A pseudo file system called SWAPFS provides addresses for anonymous memory pages. Because SWAPFS controls the allocation of memory pages, it has greater flexibility in deciding what happens to a page. For example, SWAPFS might change the page's requirements for disk-backed swap storage.
Swap Space and the TMPFS File System
The TMPFS file system is activated automatically in the Solaris environment by an
entry in the /etc/vfstab file. The TMPFS file system stores files and their
associated information in memory (in the /tmp directory) rather than on disk, which
speeds access to those files. This feature results in a major performance enhancement
for applications such as compilers and DBMS products that use /tmp heavily.
The TMPFS file system allocates space in the /tmp directory from the system's
swap resources. This feature means that as you use up space in the
/tmp directory, you are also using up swap space. So, if your applications
use the /tmp directory heavily and you do not monitor swap space usage,
your system could run out of swap space.
Do use the following if you want to use TMPFS, but your
swap resources are limited:
Mount the TMPFS file system with the size option (-o size) to control how much swap resources TMPFS can use.
Use your compiler's TMPDIR environment variable to point to another larger directory.
Using your compiler's TMPDIR variable only controls whether the compiler is using the /tmp directory. This variable has no effect on other programs' use of the /tmp directory.
Swap Space as a Dump Device
A dump device is usually disk space that is reserved to store system crash
dump information. By default, a system's dump device is configured to be a
swap slice. If possible, you should configure an alternate disk partition as a
dedicated dump device instead to provide increased reliability for crash dumps and faster reboot time
after a system failure. You can configure a dedicated dump device by using
the dumpadm command. For more information, see Chapter 17, Managing System Crash Information (Tasks), in System Administration Guide: Advanced Administration.
If you are using a volume manager to manage your disks, such
as Solaris Volume Manager, do not configure your dedicated dump device to be
under its control. You can keep your swap areas under Solaris Volume Manager's
control, which is a recommended practice. However, for accessibility and performance reasons, configure another
disk as a dedicated dump device outside of Solaris Volume Manager's control.
Swap Space and Dynamic Reconfiguration
A good practice is to allocate enough swap space to support a
failing CPU or system board during dynamic reconfiguration. Otherwise, a CPU or system board
failure might result in your host or domain rebooting with less memory.
Without having this additional swap space available, one or more of your applications
might fail to start due to insufficient memory. This problem would require manual
intervention either to add additional swap space or to reconfigure the memory usage
of these applications.
If you have allocated additional swap space to handle a potential loss of
memory on reboot, all of your intensive applications might start as usual. This
means the system will be available to the users, perhaps possibly slower due
to some additional swapping.
For more information, see your hardware dynamic reconfiguration guide.

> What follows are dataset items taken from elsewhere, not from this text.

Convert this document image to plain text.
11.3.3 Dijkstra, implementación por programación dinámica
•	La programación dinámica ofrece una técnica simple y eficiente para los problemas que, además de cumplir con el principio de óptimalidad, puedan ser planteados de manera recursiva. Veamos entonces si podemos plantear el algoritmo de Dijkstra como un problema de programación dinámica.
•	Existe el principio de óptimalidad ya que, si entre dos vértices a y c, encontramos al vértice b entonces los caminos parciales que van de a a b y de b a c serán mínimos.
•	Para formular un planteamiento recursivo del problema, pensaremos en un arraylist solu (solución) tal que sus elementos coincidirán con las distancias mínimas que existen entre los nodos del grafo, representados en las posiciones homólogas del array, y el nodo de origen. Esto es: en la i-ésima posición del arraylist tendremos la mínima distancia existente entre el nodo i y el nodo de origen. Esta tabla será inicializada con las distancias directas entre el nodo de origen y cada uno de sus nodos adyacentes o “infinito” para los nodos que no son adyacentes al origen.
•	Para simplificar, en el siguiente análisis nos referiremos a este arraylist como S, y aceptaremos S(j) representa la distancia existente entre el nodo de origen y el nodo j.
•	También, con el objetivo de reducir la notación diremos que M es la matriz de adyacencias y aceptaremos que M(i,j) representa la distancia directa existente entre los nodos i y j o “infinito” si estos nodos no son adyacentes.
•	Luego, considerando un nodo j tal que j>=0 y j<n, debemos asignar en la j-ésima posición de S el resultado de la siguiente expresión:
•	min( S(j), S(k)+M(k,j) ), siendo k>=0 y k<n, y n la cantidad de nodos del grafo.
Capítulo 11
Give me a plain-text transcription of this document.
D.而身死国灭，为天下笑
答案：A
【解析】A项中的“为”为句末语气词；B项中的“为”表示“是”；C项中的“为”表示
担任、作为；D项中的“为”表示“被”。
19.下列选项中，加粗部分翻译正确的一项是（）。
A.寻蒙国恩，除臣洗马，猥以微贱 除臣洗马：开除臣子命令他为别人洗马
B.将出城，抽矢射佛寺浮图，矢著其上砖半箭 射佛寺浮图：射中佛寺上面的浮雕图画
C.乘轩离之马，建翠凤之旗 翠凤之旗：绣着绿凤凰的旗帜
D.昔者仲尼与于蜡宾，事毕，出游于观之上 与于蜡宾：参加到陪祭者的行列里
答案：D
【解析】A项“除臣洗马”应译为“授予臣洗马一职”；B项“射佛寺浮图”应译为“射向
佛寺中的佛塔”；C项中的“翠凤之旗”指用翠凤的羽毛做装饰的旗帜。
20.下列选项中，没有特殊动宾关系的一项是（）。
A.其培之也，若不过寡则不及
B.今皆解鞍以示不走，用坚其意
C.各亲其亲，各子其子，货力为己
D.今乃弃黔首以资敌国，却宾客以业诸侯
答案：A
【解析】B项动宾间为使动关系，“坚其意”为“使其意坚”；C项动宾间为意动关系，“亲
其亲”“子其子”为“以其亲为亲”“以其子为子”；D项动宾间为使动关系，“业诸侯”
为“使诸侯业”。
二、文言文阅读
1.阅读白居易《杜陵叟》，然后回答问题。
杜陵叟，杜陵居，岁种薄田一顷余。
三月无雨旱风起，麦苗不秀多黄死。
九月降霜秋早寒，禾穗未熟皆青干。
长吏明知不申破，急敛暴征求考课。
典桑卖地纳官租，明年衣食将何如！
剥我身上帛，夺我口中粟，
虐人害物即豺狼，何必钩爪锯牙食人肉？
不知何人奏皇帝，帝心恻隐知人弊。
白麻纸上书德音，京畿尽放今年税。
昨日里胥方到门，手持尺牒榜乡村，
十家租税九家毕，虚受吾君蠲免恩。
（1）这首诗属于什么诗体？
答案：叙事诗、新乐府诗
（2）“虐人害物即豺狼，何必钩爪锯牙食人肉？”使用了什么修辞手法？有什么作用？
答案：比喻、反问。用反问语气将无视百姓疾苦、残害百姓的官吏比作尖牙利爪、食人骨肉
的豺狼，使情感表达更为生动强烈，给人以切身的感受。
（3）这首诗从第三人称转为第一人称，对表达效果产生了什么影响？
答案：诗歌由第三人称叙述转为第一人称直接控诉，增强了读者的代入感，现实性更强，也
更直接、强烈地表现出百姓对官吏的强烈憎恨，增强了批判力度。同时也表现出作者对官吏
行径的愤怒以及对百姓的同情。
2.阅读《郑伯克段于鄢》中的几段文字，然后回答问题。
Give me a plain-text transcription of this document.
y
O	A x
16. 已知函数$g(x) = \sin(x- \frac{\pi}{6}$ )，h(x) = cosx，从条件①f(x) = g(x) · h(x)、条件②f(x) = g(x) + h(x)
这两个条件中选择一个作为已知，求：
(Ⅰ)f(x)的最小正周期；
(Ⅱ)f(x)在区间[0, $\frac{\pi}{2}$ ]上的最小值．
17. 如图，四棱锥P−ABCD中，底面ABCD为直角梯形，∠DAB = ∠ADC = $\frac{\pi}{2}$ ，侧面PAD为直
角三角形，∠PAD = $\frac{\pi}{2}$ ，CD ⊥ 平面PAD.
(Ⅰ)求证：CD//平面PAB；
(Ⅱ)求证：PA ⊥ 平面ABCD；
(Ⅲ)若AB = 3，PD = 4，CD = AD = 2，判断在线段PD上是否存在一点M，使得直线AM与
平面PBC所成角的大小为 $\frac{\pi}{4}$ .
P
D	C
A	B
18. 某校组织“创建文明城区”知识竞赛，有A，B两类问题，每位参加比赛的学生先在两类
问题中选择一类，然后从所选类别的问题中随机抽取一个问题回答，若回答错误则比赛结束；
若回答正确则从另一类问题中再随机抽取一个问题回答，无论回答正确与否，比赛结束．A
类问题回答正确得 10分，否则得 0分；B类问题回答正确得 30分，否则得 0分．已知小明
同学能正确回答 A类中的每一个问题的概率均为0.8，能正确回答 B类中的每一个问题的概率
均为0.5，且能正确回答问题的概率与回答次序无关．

Configuring Swap Space in a SAN Environment
Review the following points to determine whether you might configure swap space on
a network-connected disk, such as in a SAN environment:
Diagnosing swap space issues on a locally-attached disk is easier than diagnosing swap space issues on a network-connected disk.
The performance of swap space over a SAN should be comparable to swap space configured on a locally-attached disk.
Adding more memory to a system with performance issues, after analyzing performance data, might resolve a swap over SAN performance problem better than moving the swap to a locally-attached disk.